Well, the Mayonnaise pipes (and pies) are really good for the mediaeval repertoire.
Theing is, no-one really knows just what went on in mediaeval times. Recently in France they excavated a 10th c. town, that was built on the shores of a lake, and due to global warming in the 10th c. it got flooded. (I'm actually not kidding) So what do they find? A what is now classified as a bagpipe chanter, it's double, with fingerholes on one bore only, in short the same (in principle as the boha of France, and also the Hungarian duda and related thingies. Also the Basque alboka and all the North African pipes)

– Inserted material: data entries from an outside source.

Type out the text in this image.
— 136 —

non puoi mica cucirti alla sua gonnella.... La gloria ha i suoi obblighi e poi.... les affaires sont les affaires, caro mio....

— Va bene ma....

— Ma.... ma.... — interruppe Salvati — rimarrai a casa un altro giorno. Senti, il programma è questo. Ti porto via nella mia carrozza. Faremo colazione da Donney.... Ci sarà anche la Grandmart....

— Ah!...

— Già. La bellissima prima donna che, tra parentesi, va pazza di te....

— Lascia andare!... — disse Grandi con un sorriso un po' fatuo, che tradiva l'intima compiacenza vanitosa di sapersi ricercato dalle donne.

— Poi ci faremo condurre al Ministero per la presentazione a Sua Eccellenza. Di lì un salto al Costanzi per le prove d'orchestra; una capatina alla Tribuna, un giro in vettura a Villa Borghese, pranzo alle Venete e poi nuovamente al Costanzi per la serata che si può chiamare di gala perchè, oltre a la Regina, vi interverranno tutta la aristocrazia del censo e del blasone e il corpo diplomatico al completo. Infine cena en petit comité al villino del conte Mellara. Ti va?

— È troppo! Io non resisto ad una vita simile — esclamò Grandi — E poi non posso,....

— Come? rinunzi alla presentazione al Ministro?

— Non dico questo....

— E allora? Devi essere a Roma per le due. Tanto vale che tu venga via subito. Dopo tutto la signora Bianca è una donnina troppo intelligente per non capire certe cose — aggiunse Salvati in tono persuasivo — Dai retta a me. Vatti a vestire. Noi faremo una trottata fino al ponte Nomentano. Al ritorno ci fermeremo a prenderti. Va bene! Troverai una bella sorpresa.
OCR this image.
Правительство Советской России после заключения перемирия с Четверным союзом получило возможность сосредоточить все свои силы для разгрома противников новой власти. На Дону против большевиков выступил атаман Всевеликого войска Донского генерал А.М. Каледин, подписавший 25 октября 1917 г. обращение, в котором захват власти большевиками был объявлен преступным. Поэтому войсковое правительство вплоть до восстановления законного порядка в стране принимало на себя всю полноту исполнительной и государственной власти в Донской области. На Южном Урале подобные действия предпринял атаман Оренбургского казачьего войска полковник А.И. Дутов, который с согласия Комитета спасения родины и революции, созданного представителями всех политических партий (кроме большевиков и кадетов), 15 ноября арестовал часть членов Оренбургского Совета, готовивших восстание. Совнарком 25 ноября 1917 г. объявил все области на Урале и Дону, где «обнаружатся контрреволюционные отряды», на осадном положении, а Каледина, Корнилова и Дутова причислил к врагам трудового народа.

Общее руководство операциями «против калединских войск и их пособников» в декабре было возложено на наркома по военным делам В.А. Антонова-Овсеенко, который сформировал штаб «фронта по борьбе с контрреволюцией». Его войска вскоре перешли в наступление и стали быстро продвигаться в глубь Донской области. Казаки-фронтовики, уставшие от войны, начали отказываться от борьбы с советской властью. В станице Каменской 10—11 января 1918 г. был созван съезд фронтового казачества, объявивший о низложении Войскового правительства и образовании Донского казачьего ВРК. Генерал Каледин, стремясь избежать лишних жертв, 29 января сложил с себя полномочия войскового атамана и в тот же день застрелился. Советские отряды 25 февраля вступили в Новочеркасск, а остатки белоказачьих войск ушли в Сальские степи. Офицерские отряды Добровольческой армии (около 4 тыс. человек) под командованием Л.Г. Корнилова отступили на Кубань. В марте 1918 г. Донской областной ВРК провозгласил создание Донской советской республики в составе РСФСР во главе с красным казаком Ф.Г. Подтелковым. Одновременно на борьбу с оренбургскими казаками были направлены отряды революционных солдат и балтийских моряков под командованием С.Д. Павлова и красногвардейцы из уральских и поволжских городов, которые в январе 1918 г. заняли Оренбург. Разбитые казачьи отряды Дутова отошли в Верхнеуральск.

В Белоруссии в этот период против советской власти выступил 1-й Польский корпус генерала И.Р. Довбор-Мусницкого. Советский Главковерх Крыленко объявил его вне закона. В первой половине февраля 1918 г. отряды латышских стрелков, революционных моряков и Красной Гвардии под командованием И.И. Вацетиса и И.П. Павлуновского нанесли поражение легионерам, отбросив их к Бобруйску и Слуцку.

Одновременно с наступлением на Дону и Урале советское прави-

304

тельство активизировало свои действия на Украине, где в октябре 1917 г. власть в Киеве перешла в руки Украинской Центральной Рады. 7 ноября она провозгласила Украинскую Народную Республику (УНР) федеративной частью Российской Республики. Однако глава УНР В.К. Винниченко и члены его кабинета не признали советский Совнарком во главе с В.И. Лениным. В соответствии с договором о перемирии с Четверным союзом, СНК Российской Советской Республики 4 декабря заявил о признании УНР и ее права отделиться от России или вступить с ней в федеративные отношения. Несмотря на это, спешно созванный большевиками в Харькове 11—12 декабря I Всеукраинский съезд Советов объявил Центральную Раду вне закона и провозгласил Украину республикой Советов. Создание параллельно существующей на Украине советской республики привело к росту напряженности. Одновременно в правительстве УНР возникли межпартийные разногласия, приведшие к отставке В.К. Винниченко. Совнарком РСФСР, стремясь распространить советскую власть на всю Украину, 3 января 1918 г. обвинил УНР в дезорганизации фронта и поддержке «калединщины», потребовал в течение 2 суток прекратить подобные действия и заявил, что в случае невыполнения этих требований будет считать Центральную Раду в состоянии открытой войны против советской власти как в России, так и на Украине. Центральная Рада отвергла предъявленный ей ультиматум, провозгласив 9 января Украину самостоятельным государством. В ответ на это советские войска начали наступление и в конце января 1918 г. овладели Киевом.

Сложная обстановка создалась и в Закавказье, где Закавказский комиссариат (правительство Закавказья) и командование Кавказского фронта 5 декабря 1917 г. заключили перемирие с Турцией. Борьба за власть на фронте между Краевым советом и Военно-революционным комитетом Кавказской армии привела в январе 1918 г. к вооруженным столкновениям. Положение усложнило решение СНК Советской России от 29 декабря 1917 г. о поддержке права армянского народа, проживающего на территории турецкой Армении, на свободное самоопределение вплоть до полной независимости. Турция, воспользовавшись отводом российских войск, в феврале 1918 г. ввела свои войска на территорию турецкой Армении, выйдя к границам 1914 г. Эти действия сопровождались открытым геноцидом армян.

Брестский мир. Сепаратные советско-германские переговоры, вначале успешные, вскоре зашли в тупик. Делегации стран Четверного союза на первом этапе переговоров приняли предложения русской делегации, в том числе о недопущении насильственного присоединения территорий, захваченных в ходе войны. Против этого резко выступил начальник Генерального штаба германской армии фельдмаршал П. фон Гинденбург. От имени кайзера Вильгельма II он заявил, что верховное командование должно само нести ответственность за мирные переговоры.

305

What I'm getting at is that while since the Renaissance you can broadly divide pipes as DR chanter/SR chanter, it's a moot point whether it was always so. Swedish pipes spring to mind as well. Also one of the very oldest pipes in existance is a Czech set dated to 1527 if I remember rightly. So Czechia is E. Europe, right? Well, have a look on the map. It isn't. Just so happens that the Soviet Union occupied it during WW2, that's all. Praetorius writes about the Bock, that's the Czech duda exactly. (he doesn't actually specify the reeds for the Bock, but it just too similar to the duda to mistake.)
And then there is the Zampogna and related ones, like surdelina. They seem to have had sort of interchangeable reeds, and they are ancient, aren't they, Charlie? When I listened to a recording of the Sardinian launeddas (unbroken history of at least2700 years), I was struck by the similarity of the music to that of the Zampognia.
Then the Welsh double chanter, but I think I made my point, however hazy it is.